The lowest point came the first week back from Mexico.  I was in the middle of my usual Thursday paperwork day when I started having an anxiety attack.  I couldn't focus on anything I was supposed to do, and all I could think about was how I could never possibly get done everything I needed to do.  I ended up having to leave early, because I was just desperately spinning my wheels while accomplishing absolutely nothing.
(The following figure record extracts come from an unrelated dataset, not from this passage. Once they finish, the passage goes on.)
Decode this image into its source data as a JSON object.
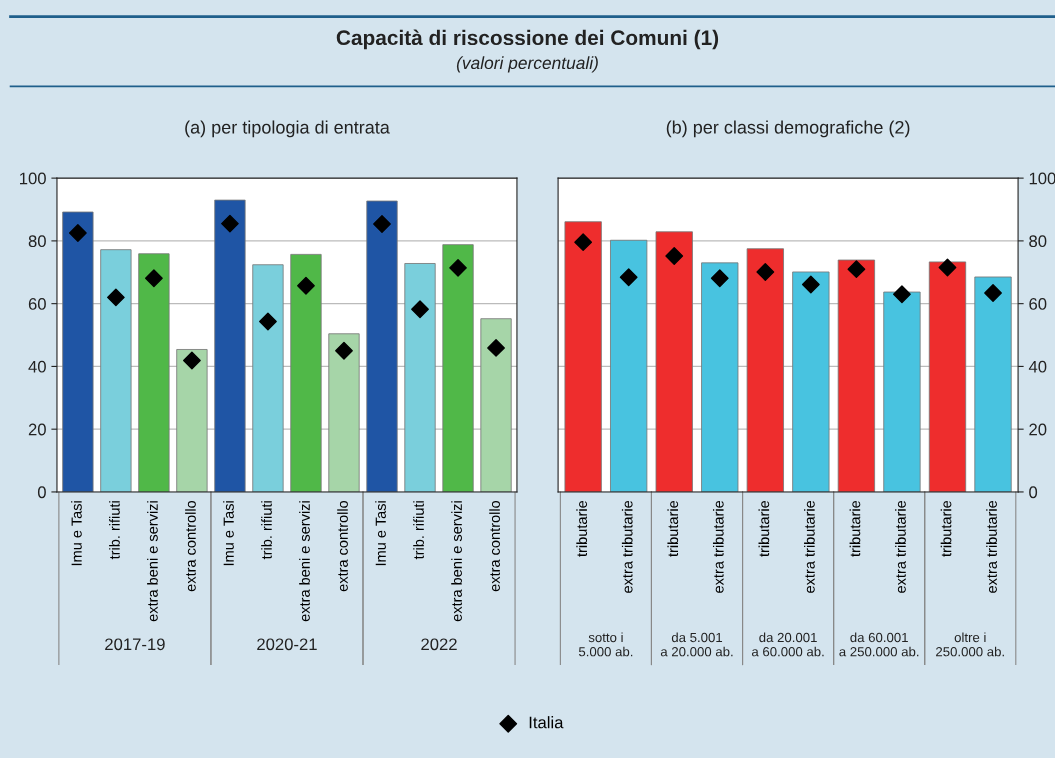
{
  "chart_data": [
    {
      "type": "other",
      "title": "Capacità di riscossione dei Comuni (1)",
      "subtitle": "(valori percentuali)"
    },
    {
      "type": "bar",
      "title": "(a) per tipologia di entrata",
      "categories": [
        "Imu e Tasi",
        "trib. rifiuti",
        "extra beni e servizi",
        "extra controllo",
        "Imu e Tasi",
        "trib. rifiuti",
        "extra beni e servizi",
        "extra controllo",
        "Imu e Tasi",
        "trib. rifiuti",
        "extra beni e servizi",
        "extra controllo"
      ],
      "series": [
        {
          "type": "bar",
          "colors": [
            "#1f55a5",
            "#7acfdc",
            "#50b848",
            "#a6d5a8",
            "#1f55a5",
            "#7acfdc",
            "#50b848",
            "#a6d5a8",
            "#1f55a5",
            "#7acfdc",
            "#50b848",
            "#a6d5a8"
          ],
          "values": [
            89.2,
            77.2,
            75.9,
            45.4,
            93.0,
            72.4,
            75.7,
            50.4,
            92.7,
            72.8,
            78.8,
            55.2
          ]
        },
        {
          "type": "scatter",
          "name": "Italia",
          "color": "#000000",
          "values": [
            82.5,
            62.0,
            68.1,
            41.9,
            85.5,
            54.3,
            65.7,
            45.0,
            85.4,
            58.2,
            71.4,
            45.9
          ]
        }
      ],
      "annotations": [
        "2017-19",
        "2020-21",
        "2022"
      ],
      "ylim": [
        0,
        100
      ],
      "yticks": [
        0,
        20,
        40,
        60,
        80,
        100
      ],
      "grid": "y",
      "marker": "diamond",
      "legend": "bottom"
    },
    {
      "type": "bar",
      "title": "(b) per classi demografiche (2)",
      "categories": [
        "tributarie",
        "extra tributarie",
        "tributarie",
        "extra tributarie",
        "tributarie",
        "extra tributarie",
        "tributarie",
        "extra tributarie",
        "tributarie",
        "extra tributarie"
      ],
      "series": [
        {
          "type": "bar",
          "axis": "y2",
          "colors": [
            "#ee2d2d",
            "#48c3e0",
            "#ee2d2d",
            "#48c3e0",
            "#ee2d2d",
            "#48c3e0",
            "#ee2d2d",
            "#48c3e0",
            "#ee2d2d",
            "#48c3e0"
          ],
          "values": [
            86.1,
            80.2,
            82.9,
            73.0,
            77.5,
            70.1,
            73.9,
            63.7,
            73.3,
            68.5
          ]
        },
        {
          "type": "scatter",
          "axis": "y2",
          "color": "#000000",
          "values": [
            79.6,
            68.4,
            75.2,
            68.1,
            70.1,
            66.1,
            71.0,
            63.0,
            71.5,
            63.4
          ]
        }
      ],
      "annotations": [
        "sotto i\n5.000 ab.",
        "da 5.001\na 20.000 ab.",
        "da 20.001\na 60.000 ab.",
        "da 60.001\na 250.000 ab.",
        "oltre i\n250.000 ab."
      ],
      "y2lim": [
        0,
        100
      ],
      "y2ticks": [
        0,
        20,
        40,
        60,
        80,
        100
      ],
      "grid": "y",
      "marker": "diamond"
    }
  ]
}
That night, I took a long and serious look at what had gotten me to that place.  (Also a long and serious look at my bank balance.  If it had been high enough for FIRE, that might have been the moment for me.  But alas, it's not even close.)  And I realized that I haven't done anything to protect my time and energy, even though I know that I am someone who gets (relatively) easily overwhelmed.

So my new phrase is "fuck no".  (The "fuck" part said inside my head, because of the aforementioned lack of enough money to retire.)  I have put an absolute moratorium on saying yes to anything else, and I've been getting rid of any commitment that I can possibly get rid of.  I've put a firm cap on my clinics, and when people say "Can't you just squeeze in one more patient?", the answer is "Noooooo".

Better to pare back now, when I'm not totally burnt out, than to be forced to do it when I am.

(I have so much more to say about this, but I'm exhausted.  Hopefully soon!)